Brant “Two Scoops” Daniel, 49, pleaded guilty to murder in aid of racketeering in December, with the hope that he’d be transferred from state to federal system. But seven months later, Daniel remains in his cell at California State Prison, Sacramento.

He’s now filed a motion to vacate his plea agreement, arguing that prosecutors dropped the ball by failing to secure his transfer to federal prison. Daniel wouldn’t have pleaded guilty, his motion says, had he known how it would all turn out.

Daniel was one of eight alleged Aryan Brotherhood members charged in 2019 with murder and murder conspiracy, in a case that prosecutors said highlighted just how dangerous prison gangs were becoming statewide. After a lawsuit forced numerous suspected gang leaders out of solitary confinement, they were able to easily obtain contraband cellphones and order violent crimes, prosecutors said when the case was filed five years ago. Some of the murder plots targeted people outside of prison.

The solution, according to the U.S. Department of Justice, was to convict the group of federal crimes and transfer them from the California Department of Corrections and Rehabilitation into the federal system, where they could be better contained. Daniel — who pleaded guilty with no leniency to the 2017 stabbing death of a fellow inmate at Salinas Valley State Prison — was supposed to be the first of six incarcerated Aryan Brotherhood members to be transferred.
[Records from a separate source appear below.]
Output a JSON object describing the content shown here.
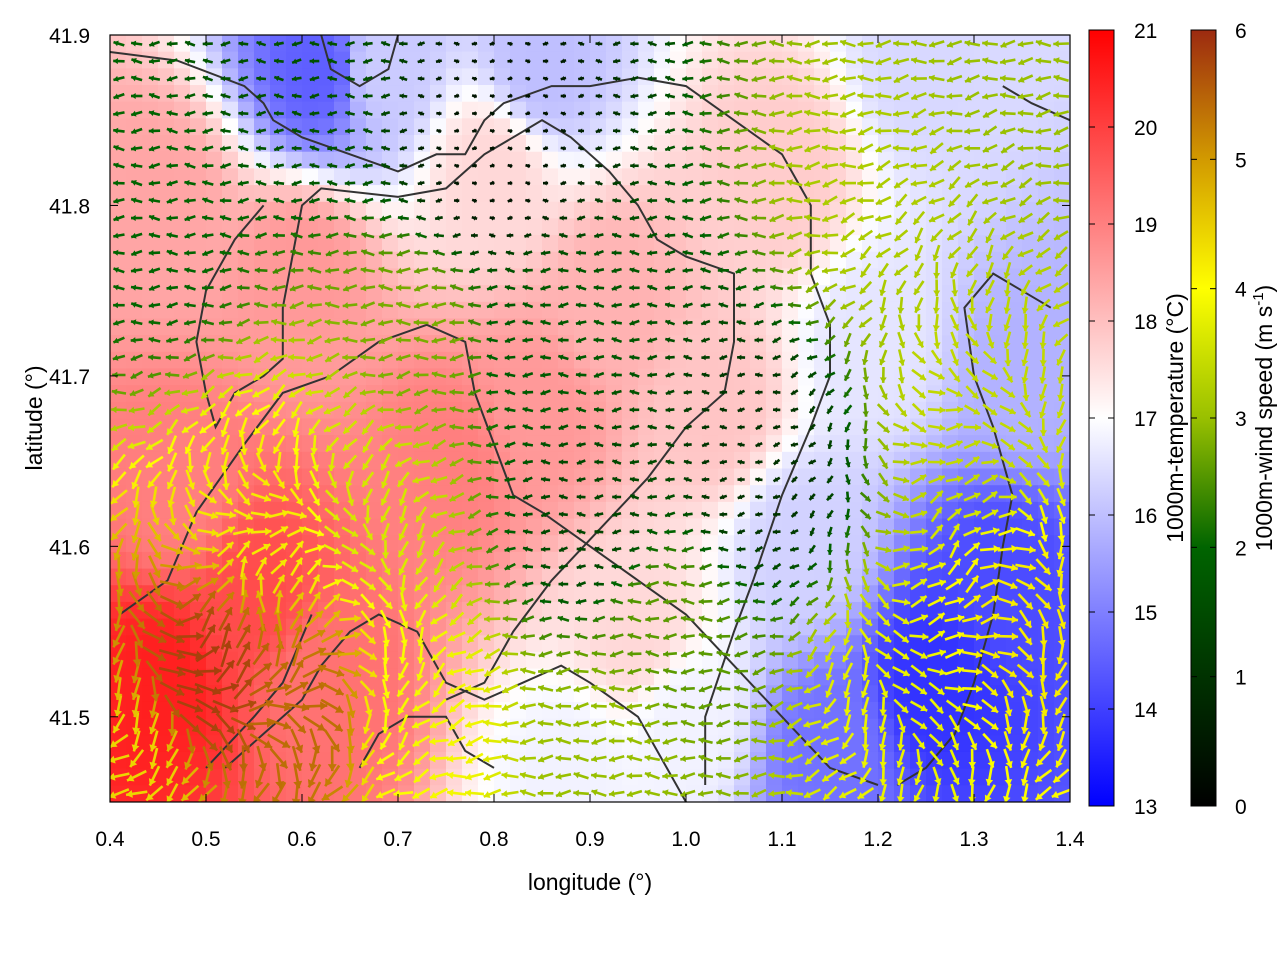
{
  "chart_data": {
    "type": "heatmap",
    "xlabel": "longitude (°)",
    "ylabel": "latitude (°)",
    "xlim": [
      0.4,
      1.4
    ],
    "ylim": [
      41.45,
      41.9
    ],
    "x_ticks": [
      "0.4",
      "0.5",
      "0.6",
      "0.7",
      "0.8",
      "0.9",
      "1.0",
      "1.1",
      "1.2",
      "1.3",
      "1.4"
    ],
    "x_tick_values": [
      0.4,
      0.5,
      0.6,
      0.7,
      0.8,
      0.9,
      1.0,
      1.1,
      1.2,
      1.3,
      1.4
    ],
    "y_ticks": [
      "41.5",
      "41.6",
      "41.7",
      "41.8",
      "41.9"
    ],
    "y_tick_values": [
      41.5,
      41.6,
      41.7,
      41.8,
      41.9
    ],
    "overlay": "wind vectors colored by speed with topography contour lines",
    "temperature_colorbar": {
      "label": "1000m-temperature (°C)",
      "range": [
        13,
        21
      ],
      "ticks": [
        "13",
        "14",
        "15",
        "16",
        "17",
        "18",
        "19",
        "20",
        "21"
      ],
      "tick_values": [
        13,
        14,
        15,
        16,
        17,
        18,
        19,
        20,
        21
      ],
      "colors": [
        "#0000ff",
        "#ffffff",
        "#ff0000"
      ]
    },
    "wind_colorbar": {
      "label_prefix": "1000m-wind speed (m s",
      "label_exponent": "-1",
      "label_suffix": ")",
      "range": [
        0,
        6
      ],
      "ticks": [
        "0",
        "1",
        "2",
        "3",
        "4",
        "5",
        "6"
      ],
      "tick_values": [
        0,
        1,
        2,
        3,
        4,
        5,
        6
      ],
      "colors": [
        "#000000",
        "#006400",
        "#99c000",
        "#ffff00",
        "#d29a00",
        "#9c2a10"
      ]
    },
    "temperature_field": [
      {
        "lon": 0.45,
        "lat": 41.52,
        "t": 20.5
      },
      {
        "lon": 0.55,
        "lat": 41.57,
        "t": 19.8
      },
      {
        "lon": 0.62,
        "lat": 41.52,
        "t": 19.2
      },
      {
        "lon": 0.47,
        "lat": 41.63,
        "t": 19.0
      },
      {
        "lon": 0.75,
        "lat": 41.65,
        "t": 19.0
      },
      {
        "lon": 0.85,
        "lat": 41.68,
        "t": 18.6
      },
      {
        "lon": 0.92,
        "lat": 41.74,
        "t": 18.2
      },
      {
        "lon": 0.6,
        "lat": 41.76,
        "t": 18.6
      },
      {
        "lon": 0.45,
        "lat": 41.8,
        "t": 18.4
      },
      {
        "lon": 0.8,
        "lat": 41.82,
        "t": 17.6
      },
      {
        "lon": 1.1,
        "lat": 41.82,
        "t": 17.8
      },
      {
        "lon": 1.03,
        "lat": 41.68,
        "t": 17.9
      },
      {
        "lon": 0.95,
        "lat": 41.55,
        "t": 17.6
      },
      {
        "lon": 1.0,
        "lat": 41.5,
        "t": 16.8
      },
      {
        "lon": 0.68,
        "lat": 41.88,
        "t": 16.2
      },
      {
        "lon": 0.62,
        "lat": 41.88,
        "t": 14.5
      },
      {
        "lon": 0.85,
        "lat": 41.88,
        "t": 16.0
      },
      {
        "lon": 1.25,
        "lat": 41.88,
        "t": 16.4
      },
      {
        "lon": 1.2,
        "lat": 41.72,
        "t": 16.6
      },
      {
        "lon": 1.35,
        "lat": 41.7,
        "t": 15.8
      },
      {
        "lon": 1.26,
        "lat": 41.52,
        "t": 13.8
      },
      {
        "lon": 1.33,
        "lat": 41.58,
        "t": 14.2
      },
      {
        "lon": 1.15,
        "lat": 41.48,
        "t": 14.8
      },
      {
        "lon": 1.12,
        "lat": 41.6,
        "t": 16.3
      },
      {
        "lon": 0.88,
        "lat": 41.47,
        "t": 16.8
      }
    ],
    "wind_speed_field": [
      {
        "lon": 0.5,
        "lat": 41.52,
        "s": 5.8
      },
      {
        "lon": 0.6,
        "lat": 41.5,
        "s": 5.4
      },
      {
        "lon": 0.56,
        "lat": 41.62,
        "s": 4.2
      },
      {
        "lon": 0.67,
        "lat": 41.63,
        "s": 3.6
      },
      {
        "lon": 0.72,
        "lat": 41.5,
        "s": 3.9
      },
      {
        "lon": 0.43,
        "lat": 41.47,
        "s": 4.4
      },
      {
        "lon": 0.72,
        "lat": 41.72,
        "s": 2.8
      },
      {
        "lon": 0.85,
        "lat": 41.72,
        "s": 1.8
      },
      {
        "lon": 0.8,
        "lat": 41.83,
        "s": 0.4
      },
      {
        "lon": 0.9,
        "lat": 41.62,
        "s": 1.4
      },
      {
        "lon": 0.45,
        "lat": 41.78,
        "s": 2.0
      },
      {
        "lon": 1.07,
        "lat": 41.65,
        "s": 1.0
      },
      {
        "lon": 0.98,
        "lat": 41.55,
        "s": 2.6
      },
      {
        "lon": 1.2,
        "lat": 41.8,
        "s": 3.2
      },
      {
        "lon": 1.3,
        "lat": 41.68,
        "s": 3.4
      },
      {
        "lon": 1.35,
        "lat": 41.55,
        "s": 4.2
      },
      {
        "lon": 1.22,
        "lat": 41.5,
        "s": 3.8
      },
      {
        "lon": 0.92,
        "lat": 41.48,
        "s": 3.0
      },
      {
        "lon": 0.6,
        "lat": 41.88,
        "s": 1.6
      },
      {
        "lon": 1.35,
        "lat": 41.88,
        "s": 3.0
      }
    ],
    "contours": [
      [
        [
          0.4,
          41.89
        ],
        [
          0.47,
          41.885
        ],
        [
          0.54,
          41.87
        ],
        [
          0.56,
          41.86
        ],
        [
          0.57,
          41.85
        ],
        [
          0.6,
          41.84
        ],
        [
          0.65,
          41.83
        ],
        [
          0.7,
          41.82
        ],
        [
          0.74,
          41.83
        ],
        [
          0.77,
          41.83
        ],
        [
          0.79,
          41.85
        ],
        [
          0.81,
          41.86
        ],
        [
          0.86,
          41.87
        ],
        [
          0.9,
          41.87
        ],
        [
          0.95,
          41.875
        ],
        [
          1.0,
          41.87
        ],
        [
          1.05,
          41.85
        ],
        [
          1.1,
          41.83
        ],
        [
          1.13,
          41.8
        ],
        [
          1.13,
          41.76
        ],
        [
          1.15,
          41.73
        ],
        [
          1.15,
          41.7
        ],
        [
          1.13,
          41.67
        ],
        [
          1.1,
          41.63
        ],
        [
          1.07,
          41.58
        ],
        [
          1.05,
          41.55
        ],
        [
          1.02,
          41.5
        ],
        [
          1.02,
          41.46
        ]
      ],
      [
        [
          0.56,
          41.8
        ],
        [
          0.53,
          41.78
        ],
        [
          0.5,
          41.75
        ],
        [
          0.49,
          41.72
        ],
        [
          0.5,
          41.69
        ],
        [
          0.51,
          41.67
        ],
        [
          0.53,
          41.69
        ],
        [
          0.56,
          41.7
        ],
        [
          0.58,
          41.71
        ],
        [
          0.58,
          41.74
        ],
        [
          0.59,
          41.77
        ],
        [
          0.6,
          41.8
        ],
        [
          0.62,
          41.81
        ],
        [
          0.7,
          41.805
        ],
        [
          0.75,
          41.81
        ],
        [
          0.79,
          41.83
        ],
        [
          0.82,
          41.84
        ],
        [
          0.85,
          41.85
        ],
        [
          0.88,
          41.84
        ],
        [
          0.92,
          41.82
        ],
        [
          0.95,
          41.8
        ],
        [
          0.97,
          41.78
        ],
        [
          1.0,
          41.77
        ],
        [
          1.05,
          41.76
        ],
        [
          1.05,
          41.72
        ],
        [
          1.04,
          41.69
        ],
        [
          1.0,
          41.67
        ],
        [
          0.96,
          41.64
        ],
        [
          0.91,
          41.61
        ],
        [
          0.86,
          41.58
        ],
        [
          0.82,
          41.55
        ],
        [
          0.79,
          41.52
        ],
        [
          0.75,
          41.51
        ]
      ],
      [
        [
          0.41,
          41.56
        ],
        [
          0.46,
          41.58
        ],
        [
          0.49,
          41.62
        ],
        [
          0.54,
          41.66
        ],
        [
          0.58,
          41.69
        ],
        [
          0.63,
          41.7
        ],
        [
          0.68,
          41.72
        ],
        [
          0.73,
          41.73
        ],
        [
          0.77,
          41.72
        ],
        [
          0.78,
          41.69
        ],
        [
          0.8,
          41.66
        ],
        [
          0.82,
          41.63
        ],
        [
          0.85,
          41.62
        ],
        [
          0.9,
          41.6
        ],
        [
          0.95,
          41.58
        ],
        [
          1.0,
          41.56
        ],
        [
          1.05,
          41.53
        ],
        [
          1.1,
          41.5
        ],
        [
          1.15,
          41.47
        ],
        [
          1.2,
          41.46
        ]
      ],
      [
        [
          0.52,
          41.47
        ],
        [
          0.56,
          41.49
        ],
        [
          0.6,
          41.51
        ],
        [
          0.62,
          41.53
        ],
        [
          0.65,
          41.55
        ],
        [
          0.68,
          41.56
        ],
        [
          0.72,
          41.55
        ],
        [
          0.75,
          41.52
        ],
        [
          0.79,
          41.51
        ],
        [
          0.83,
          41.52
        ],
        [
          0.87,
          41.53
        ],
        [
          0.9,
          41.52
        ],
        [
          0.95,
          41.5
        ],
        [
          0.98,
          41.47
        ],
        [
          1.0,
          41.45
        ]
      ],
      [
        [
          0.66,
          41.47
        ],
        [
          0.68,
          41.49
        ],
        [
          0.71,
          41.5
        ],
        [
          0.75,
          41.5
        ],
        [
          0.77,
          41.48
        ],
        [
          0.8,
          41.47
        ]
      ],
      [
        [
          0.62,
          41.9
        ],
        [
          0.63,
          41.88
        ],
        [
          0.66,
          41.87
        ],
        [
          0.69,
          41.88
        ],
        [
          0.7,
          41.9
        ]
      ],
      [
        [
          1.22,
          41.46
        ],
        [
          1.25,
          41.47
        ],
        [
          1.28,
          41.49
        ],
        [
          1.3,
          41.52
        ],
        [
          1.32,
          41.56
        ],
        [
          1.33,
          41.6
        ],
        [
          1.34,
          41.63
        ],
        [
          1.32,
          41.67
        ],
        [
          1.3,
          41.7
        ],
        [
          1.29,
          41.74
        ],
        [
          1.32,
          41.76
        ],
        [
          1.35,
          41.75
        ],
        [
          1.38,
          41.74
        ]
      ],
      [
        [
          1.33,
          41.87
        ],
        [
          1.36,
          41.86
        ],
        [
          1.4,
          41.85
        ]
      ],
      [
        [
          0.5,
          41.47
        ],
        [
          0.55,
          41.5
        ],
        [
          0.58,
          41.52
        ],
        [
          0.61,
          41.56
        ]
      ]
    ]
  }
}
But the government has apparently failed to get it done.

“The prosecutor’s agreements in the plea agreement, and his assurances in court that had been relayed to my attorneys, are the reasons I pled guilty — that is, to be transferred to federal prison,” Daniel wrote in the July 2 motion. “The court should vacate my guilty plea, reinstate my not guilty plea, and set the case for trial.”

Since he filed his motion, Daniel has said that doctors at CDCR have been withholding heart medication he needs. When he asked why, he said he was told it was because he was no longer under the care of the U.S. Marshals, which he was before his plea.

At Daniel’s December plea hearing, he made it clear several times that he expected to be transferred to federal prison, though he also acknowledged it when U.S. Senior District Judge Kimberly Mueller informed him there was “no guarantee.”

At the hearing, Assistant U.S. Attorney Jason Hitt told Mueller that his office was working with the Bureau of Prisons to assure Daniel would be transferred to the federal system.

“It’s sort of a behind-the-scenes process between the two sovereigns, and I have put a lot of work in before we ever got here to try and secure a transfer of what they call a jurisdictional shift, and I’m going to promptly upon sentencing initiate the proceeding to go make sure that we get that accomplished,” Hitt said.

Prosecutors initially attempted to seek the death penalty against Daniel and five of his co-defendants, but declined to do so months before three of Daniel’s co-defendants went to trial on multiple counts of murder. In the nearly five years between the first indictment and the decision not to seek death, the U.S. Attorney’s office sought a sign-off from the U.S. Department of Justice in Washington D.C., despite President Joe Biden’s voiced opposition to the death penalty during the 2020 campaign.